You can compare whether two ++Type++s represent the same type using the standard
`==` Lua operator. Comparisons with any other type yield *false*.

`Type:name()` -> `string`::

	Binding of {clang_getTypeKindSpelling}[clang_getTypeKindSpelling]. Returns
	one of {CXTypeKind}[`CXTypeKind`] as a string without the `CXType_`
	prefix. `Type` also has `__tostring` set to this method.

`Type:canonical()` -> `Type`::

Binding of {clang_getCanonicalType}[clang_getCanonicalType]. Returns
underlying type with all typedefs removed.
NOTE: Unlike luaclang-parser, LJClang does *not* dispatch to
`clang_getPointeeType()` for pointer types.

XXX: What was the intention of that? Test out stuff...

`Type:pointee()` -> `Type`::

	Binding of {clang_getPointeeType}[clang_getPointeeType]. For pointer type
	returns the type of the pointee.

`Type:isPod()` -> `boolean`::

	Binding of {clang_isPODType}[clang_isPODType]. Returns true if the type is
	a ``Plain Old Data'' type.

`Type:isConst()` -> `boolean`::
`Type:isConstQualified()` -> `boolean`::

	Binding of
	{clang_isConstQualifiedType}[clang_isConstQualifiedType]. Returns true if
	the type has a `const` qualifier.

`Type:declaration()` -> `Cursor`::

	Binding of {clang_getTypeDeclaration}[clang_getTypeDeclaration]. Returns a
	`Cursor` to the declaration of a given type, or *nil*.

`Type:arrayElementType()` -> `Type`::

	Binding of {clang_getArrayElementType}[clang_getArrayElementType].

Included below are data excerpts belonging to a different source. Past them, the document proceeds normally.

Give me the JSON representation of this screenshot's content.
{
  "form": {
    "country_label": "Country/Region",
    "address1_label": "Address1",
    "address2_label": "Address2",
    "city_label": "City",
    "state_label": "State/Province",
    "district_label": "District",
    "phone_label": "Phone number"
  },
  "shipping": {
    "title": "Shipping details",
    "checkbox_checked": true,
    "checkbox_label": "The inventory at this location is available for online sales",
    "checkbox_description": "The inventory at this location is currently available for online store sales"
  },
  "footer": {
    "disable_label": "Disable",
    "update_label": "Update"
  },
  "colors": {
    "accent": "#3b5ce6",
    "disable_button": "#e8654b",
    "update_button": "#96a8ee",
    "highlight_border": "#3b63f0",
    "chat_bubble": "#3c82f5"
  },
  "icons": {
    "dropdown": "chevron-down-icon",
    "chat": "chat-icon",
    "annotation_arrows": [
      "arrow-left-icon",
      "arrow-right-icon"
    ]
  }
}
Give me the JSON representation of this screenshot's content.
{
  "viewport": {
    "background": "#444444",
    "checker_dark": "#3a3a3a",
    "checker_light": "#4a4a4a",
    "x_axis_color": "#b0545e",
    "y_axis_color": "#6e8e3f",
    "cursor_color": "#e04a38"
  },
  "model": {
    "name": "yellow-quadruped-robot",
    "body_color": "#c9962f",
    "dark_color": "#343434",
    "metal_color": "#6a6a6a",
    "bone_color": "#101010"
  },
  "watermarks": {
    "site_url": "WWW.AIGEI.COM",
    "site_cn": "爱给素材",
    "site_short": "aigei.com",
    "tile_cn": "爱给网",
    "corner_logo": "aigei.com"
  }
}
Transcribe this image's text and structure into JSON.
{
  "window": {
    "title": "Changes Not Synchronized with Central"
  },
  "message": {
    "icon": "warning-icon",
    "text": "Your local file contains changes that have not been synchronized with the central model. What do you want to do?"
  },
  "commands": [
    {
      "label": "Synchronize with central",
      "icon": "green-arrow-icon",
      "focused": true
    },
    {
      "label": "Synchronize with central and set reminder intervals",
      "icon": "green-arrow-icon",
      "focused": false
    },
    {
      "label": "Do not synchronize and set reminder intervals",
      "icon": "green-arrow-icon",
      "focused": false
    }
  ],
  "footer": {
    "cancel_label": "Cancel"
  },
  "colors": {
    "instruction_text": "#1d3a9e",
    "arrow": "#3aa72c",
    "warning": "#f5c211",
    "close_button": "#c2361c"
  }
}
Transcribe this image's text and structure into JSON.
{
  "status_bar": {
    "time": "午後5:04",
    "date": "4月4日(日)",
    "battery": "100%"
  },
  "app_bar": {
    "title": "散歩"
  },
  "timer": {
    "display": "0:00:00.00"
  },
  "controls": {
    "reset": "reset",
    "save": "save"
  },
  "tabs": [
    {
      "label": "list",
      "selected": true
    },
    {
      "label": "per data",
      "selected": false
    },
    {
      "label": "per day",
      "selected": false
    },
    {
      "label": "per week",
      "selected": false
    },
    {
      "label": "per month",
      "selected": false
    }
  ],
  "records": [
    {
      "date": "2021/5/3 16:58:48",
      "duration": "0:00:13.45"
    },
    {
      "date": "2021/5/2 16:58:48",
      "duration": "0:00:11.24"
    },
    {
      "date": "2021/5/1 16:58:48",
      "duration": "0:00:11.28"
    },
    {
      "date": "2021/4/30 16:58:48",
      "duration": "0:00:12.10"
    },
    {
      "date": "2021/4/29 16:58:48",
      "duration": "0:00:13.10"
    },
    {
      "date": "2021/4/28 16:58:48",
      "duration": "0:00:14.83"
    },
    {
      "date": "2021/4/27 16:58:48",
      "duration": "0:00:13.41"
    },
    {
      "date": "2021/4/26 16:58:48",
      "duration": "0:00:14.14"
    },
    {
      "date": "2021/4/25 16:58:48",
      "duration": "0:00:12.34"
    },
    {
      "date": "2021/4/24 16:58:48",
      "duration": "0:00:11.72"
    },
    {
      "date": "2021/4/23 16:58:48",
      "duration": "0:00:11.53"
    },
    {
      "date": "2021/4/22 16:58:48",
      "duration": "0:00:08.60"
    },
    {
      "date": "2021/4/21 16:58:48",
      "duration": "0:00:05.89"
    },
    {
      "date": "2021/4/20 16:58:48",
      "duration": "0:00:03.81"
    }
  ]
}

`Type:arraySize()` -> `Type`::

	Binding of {clang_getArraySize}[clang_getArraySize].


Copyright (C) 2013 Philipp Kutin

(Portions of the documentation copied or adapted from luaclang-parser, Copyright
(C) 2012 Michal Kottman)

Permission is hereby granted, free of charge, to any person obtaining a copy
of this software and associated documentation files (the "Software"), to deal
in the Software without restriction, including without limitation the rights
to use, copy, modify, merge, publish, distribute, sublicense, and/or sell
copies of the Software, and to permit persons to whom the Software is
furnished to do so, subject to the following conditions:

The above copyright notice and this permission notice shall be included in
all copies or substantial portions of the Software.